As an immigrant to New York from Europe, Rudy Bruner built a successful metals company that grew from a small operation in a Brooklyn basement to a multi-million dollar public corporation. Throughout his life, he was known for his great compassion for people, particularly those less fortunate than himself. Together with his wife Martha, he founded the Bruner Foundation to create opportunity for others and to inspire meaningful social change.

Rudy Bruner personified the typical Horatio Alger story. He came to this country as a young man shortly after the First World War seeking opportunities of the “promised land” and an escape from the bitter poverty and smothering restrictions he experienced in his native Europe.

Rudy Bruner’s establishment of the Bruner Foundation was his way of offering through an organized, institutionalized medium the creation of enlarged opportunities for bettering the lives of other.

He was a person of considerable creative talent and foresight who reached out unhesitatingly to explore his varied interests and to share them generously with his family and his many friends.

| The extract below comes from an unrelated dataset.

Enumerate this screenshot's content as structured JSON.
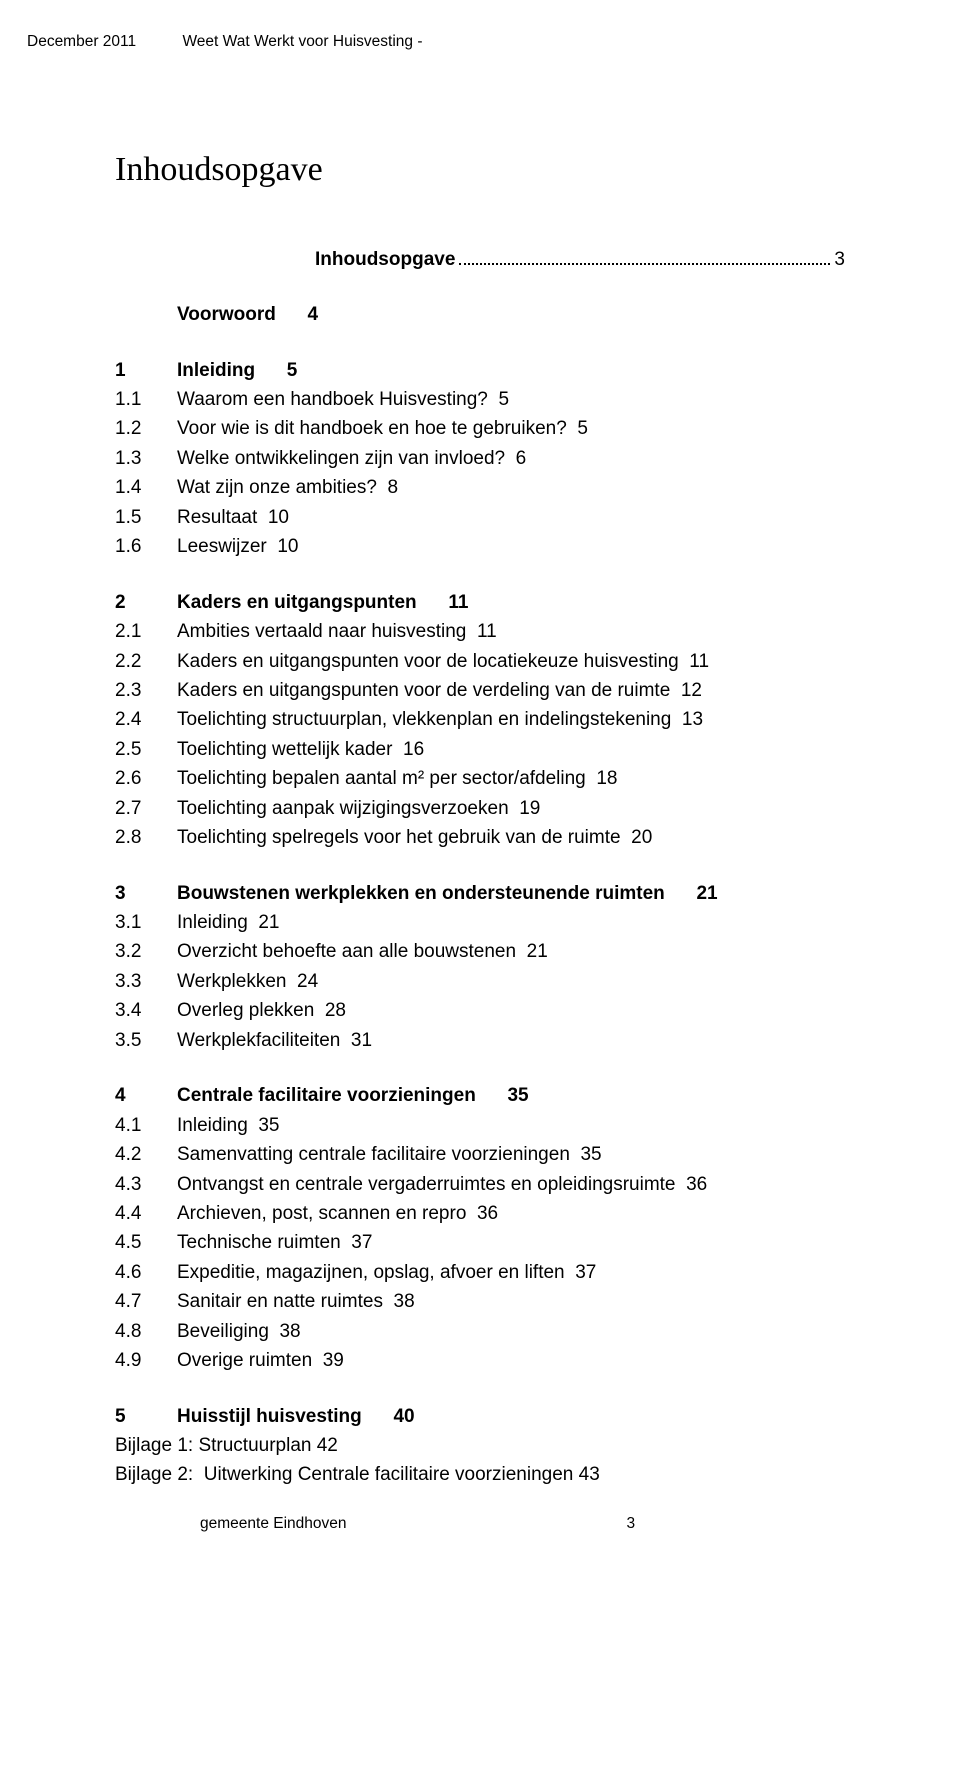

He had an intense drive and a kind of daring personality not unlike that of a gambler determined to win. Yet, with all of this enormous capacity for competition and this tremendous ability to make things happen, he had a great depth of understanding and compassion of people, particularly those less fortunate than he, that he endeared him to all who knew him.

The metals company he built reflected the character and life story of its creator. It grew from a small operation in a Brooklyn basement to a multi-million dollar public corporation and enjoyed a reputation for having advanced the state-of-the-art of thin metal processing. But its President and Board Chairman still knew and talked with, on a first-name basis, the majority of his more than 300 employees.

Rudy Bruner’s life was a vital, dynamic kaleidoscopic one—but people were his mainstay. He was sensitive to their needs, he rejoiced with them, he cried with them, he took chances with them, and he tolerated their weaknesses—for they were each individual human beings whose dignity he respected.

Even though Rudy Bruner achieved his success by his own doing, he always thought of himself as uncommonly lucky. He cherished America and all it had made possible for him—but he never forgot his hungry years. His establishment of the Bruner Foundation was his way of offering through an organized, institutionalized medium the creation of enlarged opportunities for bettering the lives of other.